Di balik senyuman cerah Zawandita, seorang siswa kelas 7 di Sekolah Rakyat Menengah Pertama 6 Jakarta, terdapat sebuah harapan yang mendalam. Setiap kali dia berbicara tentang masa depannya, matanya bersinar dengan tekad. “Saya ingin menjadi pengusaha kuliner karena saya memiliki bakat memasak sejak kecil. Saya selalu menyukai segala hal tentang makanan, dan saya ingin mengubah kecintaan itu menjadi kesuksesan,” ujarnya dengan percaya diri ketika bertemu pada hari Senin (4 Agustus).
Zawandita tumbuh di dapur, dan sejak usia muda, dia telah membantu keuangan keluarganya dengan menjual camilan buatan sendiri. “Orangtua saya sangat mendukung saya. Saya pernah menjual kue dan makanan manis saat liburan dari rumah beberapa kali untuk membantu keuangan kami,” jelasnya dengan antusias.
Rekan sekelasnya, Rayhan, memiliki impian yang sama. “Saya juga ingin menjadi pengusaha kuliner.
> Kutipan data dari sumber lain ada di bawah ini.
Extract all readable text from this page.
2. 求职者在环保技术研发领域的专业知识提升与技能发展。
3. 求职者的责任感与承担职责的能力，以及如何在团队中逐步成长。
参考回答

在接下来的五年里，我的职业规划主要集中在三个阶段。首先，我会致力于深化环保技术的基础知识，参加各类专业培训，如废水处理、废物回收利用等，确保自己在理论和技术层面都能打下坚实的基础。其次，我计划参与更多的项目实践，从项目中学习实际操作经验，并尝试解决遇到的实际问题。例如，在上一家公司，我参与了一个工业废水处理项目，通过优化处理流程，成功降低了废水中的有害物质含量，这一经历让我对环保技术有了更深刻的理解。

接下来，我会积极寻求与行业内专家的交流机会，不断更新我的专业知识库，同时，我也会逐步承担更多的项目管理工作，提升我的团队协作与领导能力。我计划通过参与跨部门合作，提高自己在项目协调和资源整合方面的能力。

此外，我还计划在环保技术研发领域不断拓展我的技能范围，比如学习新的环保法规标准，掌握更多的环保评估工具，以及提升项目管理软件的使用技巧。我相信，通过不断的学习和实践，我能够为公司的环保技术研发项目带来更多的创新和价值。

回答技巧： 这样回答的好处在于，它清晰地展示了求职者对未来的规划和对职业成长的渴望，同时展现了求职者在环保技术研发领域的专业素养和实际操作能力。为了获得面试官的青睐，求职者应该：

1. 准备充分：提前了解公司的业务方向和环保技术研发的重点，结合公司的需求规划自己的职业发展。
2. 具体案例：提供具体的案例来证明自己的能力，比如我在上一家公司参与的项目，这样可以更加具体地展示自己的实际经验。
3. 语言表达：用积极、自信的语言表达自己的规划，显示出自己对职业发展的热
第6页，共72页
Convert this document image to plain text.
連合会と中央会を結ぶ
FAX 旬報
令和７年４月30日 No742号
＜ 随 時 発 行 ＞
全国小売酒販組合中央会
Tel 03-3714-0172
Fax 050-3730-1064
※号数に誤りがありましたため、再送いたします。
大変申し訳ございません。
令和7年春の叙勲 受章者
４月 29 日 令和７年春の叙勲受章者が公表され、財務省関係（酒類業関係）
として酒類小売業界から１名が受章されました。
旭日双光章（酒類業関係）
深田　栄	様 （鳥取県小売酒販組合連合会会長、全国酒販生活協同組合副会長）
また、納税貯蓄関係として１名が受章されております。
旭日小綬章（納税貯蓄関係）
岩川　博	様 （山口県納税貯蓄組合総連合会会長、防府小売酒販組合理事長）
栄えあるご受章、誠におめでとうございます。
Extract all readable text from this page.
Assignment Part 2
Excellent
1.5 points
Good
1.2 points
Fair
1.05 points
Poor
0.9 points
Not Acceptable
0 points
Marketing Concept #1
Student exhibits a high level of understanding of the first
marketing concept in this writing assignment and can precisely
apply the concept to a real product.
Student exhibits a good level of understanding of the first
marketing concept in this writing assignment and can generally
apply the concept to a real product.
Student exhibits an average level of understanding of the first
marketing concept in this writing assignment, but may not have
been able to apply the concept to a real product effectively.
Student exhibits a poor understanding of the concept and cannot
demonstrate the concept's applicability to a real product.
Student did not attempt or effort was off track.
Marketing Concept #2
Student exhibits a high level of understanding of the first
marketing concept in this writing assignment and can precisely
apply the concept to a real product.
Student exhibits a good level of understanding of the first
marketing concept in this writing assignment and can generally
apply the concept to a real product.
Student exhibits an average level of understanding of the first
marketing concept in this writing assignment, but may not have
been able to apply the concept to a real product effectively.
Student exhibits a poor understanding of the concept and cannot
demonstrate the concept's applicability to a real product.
Orangtua saya pandai masak, dan mereka sudah mengajari saya cara memasak juga,” ujarnya dengan antusiasme. Bagi Rayhan, dorongan dari keluarganya adalah motivasi terbesarnya. “Ibuku selalu bermimpi saya menjadi pemilik bisnis,” tambahnya.
Bagi kedua siswa ini, Sekolah Rakyat bukan hanya tempat pendidikan gratis. Ini merupakan pintu gerbang menuju peluang, membawa impian yang dulu jauh menjadi lebih dekat. “Terima kasih banyak, Pak Presiden, Pak Prabowo, telah menciptakan Sekolah Rakyat. Ini benar-benar meringankan beban orangtua kami. Dan kami, sebagai siswa, sangat termotivasi untuk belajar di sini karena fasilitas yang Anda sediakan sudah lebih dari cukup untuk mendukung kehidupan kami,” ujar Zawandita.
Rayhan juga menyampaikan rasa terima kasihnya. “Terima kasih, Pak Prabowo, telah meluncurkan program Sekolah Rakyat. Ini memungkinkan saya untuk sekolah di lingkungan yang aman, nyaman, dan tenteram,” ucapnya, terlihat tersentuh.
Di ruang kelas Sekolah Rakyat, impian anak-anak seperti Zawandita dan Rayhan tidak lagi hanya sekedar harapan. Dengan pendidikan, dukungan keluarga, dan kesempatan yang setara, mereka yakin satu hal dengan pasti: masa depan sekarang terasa lebih dekat dari sebelumnya.